The bonds have contributed to building a new national rail network, hydro-electric dams and roads to remote regions, lifting growth forecasts to 10 percent in the 2015-2016 fiscal year.
But there are few funds left to develop a mortgage market, so private real estate developers struggle to raise financing for new projects. The homes they can build target cash buyers, demanding sums most of those in the capital can only imagine.
“We can’t think for a minute that we can afford private housing,” said Sergut Adamu, 34, a hotel worker earning about 1,400 birr ($68) a month. “We would have to win the lottery.”
The government has promised to step in. It has embarked on one of Africa’s biggest state housing projects, building about 32,000 units per year since 2006 and creating a national savings scheme that offers subsidised mortgages to the poorest.
But that still falls far short of demand. At the end of 2013, the last year for which official figures were available, about 900,000 people were on a waiting list for a flat in Addis Ababa, whose population is set to more than double to 8.1 million by 2040.
For a new home, purchasers will still need a deposit worth at least 10 percent of the value of one- to three-bedroom flats costing between 120,000 to 380,000 birr ($5,800 to $18,500). That is more affordable, but the wait can be years.

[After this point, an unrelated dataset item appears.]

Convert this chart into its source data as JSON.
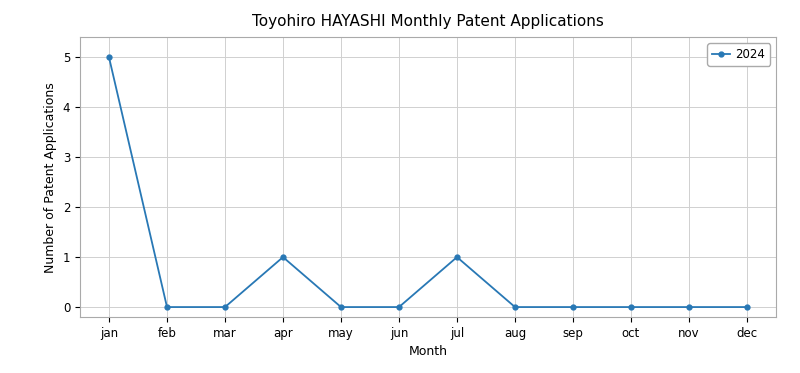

While praising Ethiopia for strong growth, the International Monetary Fund has urged the government to give private business more space to drive the economy, allow banks more freedom and take other steps to boost investment.
Foreigners are barred from owning property, banks, retail firms and some other industries, while telecoms is a state monopoly. Even Ethiopians can only have leasehold agreements, as all land is owned by the state.